Przecinek przed niż
Na początku wpisu przepraszam Was, drodzy czytelnicy, za to, że ostatnio tak mało tu wpisów związanych stricte z językiem polskim. Dziś jednak nadrabiam zaległości i spieszę z wyjaśnieniem dylematu interpunkcyjnego.
Pisałam już o przecinku przed „czy”, ale równie często to właśnie przecinek przed niż może stanowić nie lada dylemat. To, czy będzie się on pojawiał, zależy od budowy zdania,a nie od samego charakteru „niż”.
Otóż, w przypadku zdań złożonych, gdy „niż” oddziela zdania podrzędne lub równoważnik zdania, postawimy przed nim przecinek. „Niż” oddziela wtedy zdanie składowe, na przykład:
Jest znacznie lepiej, niż to sobie wyobrażałam
Widziałam więcej, niż chciałam
W przypadku, gdy „niż” pojawia się w zdaniu pojedynczym, przecinka nie stawiamy.
Dziś jest zimniej niż wczoraj
Droga do pracy zajmuje mi teraz więcej czasu niż wcześniej
Jak widać, można więc kierować się zasadą, że przecinek przed niż stawiamy w przypadku zdań złożonych, a nie stawiamy go, gdy mamy do czynienia ze zdaniami pojedynczymi.
Zaskoczył mnie ten wpis… Musze sobie zapamiętać ten przecinek i zacząć go stosować 🙂
Wybacz czepialstwo 🙂 To, czy będzie się on pojawiał, zależy od budowy zdania,a nie od samego charakteru „niż”.
Z puryzmem może przesadzam ale razi mnie ten brak spacji po przecinku.
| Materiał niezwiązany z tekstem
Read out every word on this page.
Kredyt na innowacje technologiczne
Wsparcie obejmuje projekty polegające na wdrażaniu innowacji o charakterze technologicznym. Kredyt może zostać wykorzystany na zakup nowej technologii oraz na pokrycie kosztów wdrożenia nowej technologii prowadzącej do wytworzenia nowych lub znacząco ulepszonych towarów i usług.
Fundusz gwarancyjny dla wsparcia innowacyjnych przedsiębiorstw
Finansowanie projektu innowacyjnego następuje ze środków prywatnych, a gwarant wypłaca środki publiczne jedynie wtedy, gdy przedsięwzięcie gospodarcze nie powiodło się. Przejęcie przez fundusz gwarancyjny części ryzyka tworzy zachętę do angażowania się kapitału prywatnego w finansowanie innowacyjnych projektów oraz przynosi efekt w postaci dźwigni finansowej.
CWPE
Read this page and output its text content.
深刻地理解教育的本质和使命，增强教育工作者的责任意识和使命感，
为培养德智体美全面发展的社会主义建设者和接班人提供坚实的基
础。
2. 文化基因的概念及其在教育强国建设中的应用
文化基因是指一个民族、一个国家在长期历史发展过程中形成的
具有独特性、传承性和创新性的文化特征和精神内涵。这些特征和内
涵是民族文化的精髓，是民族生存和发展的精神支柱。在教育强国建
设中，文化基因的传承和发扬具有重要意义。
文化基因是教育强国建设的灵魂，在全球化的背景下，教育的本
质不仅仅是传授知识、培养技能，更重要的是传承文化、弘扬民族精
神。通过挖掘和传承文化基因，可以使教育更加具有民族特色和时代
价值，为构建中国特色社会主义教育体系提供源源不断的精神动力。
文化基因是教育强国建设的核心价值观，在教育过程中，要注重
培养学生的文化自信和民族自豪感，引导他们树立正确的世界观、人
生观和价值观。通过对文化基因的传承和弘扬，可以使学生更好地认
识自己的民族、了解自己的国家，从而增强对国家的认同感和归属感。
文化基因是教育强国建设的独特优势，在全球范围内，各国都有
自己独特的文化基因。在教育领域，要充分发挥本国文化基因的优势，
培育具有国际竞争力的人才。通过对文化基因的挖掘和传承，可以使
Nie zarzucam celowości takiego działania, raczej widzę literówkę, której nie mam jak poprawić 🙂
Pozdrawiam.
Popraw własne błędy, bo też się ich nie ustrzegłaś. Rażi mnie brak kropki na końcu zdania, razi mnie brak przecinka po „przesadzam”, razi mnie brak spacji po przecinku (tak, tak, przyganiał kocioł garnkowi)…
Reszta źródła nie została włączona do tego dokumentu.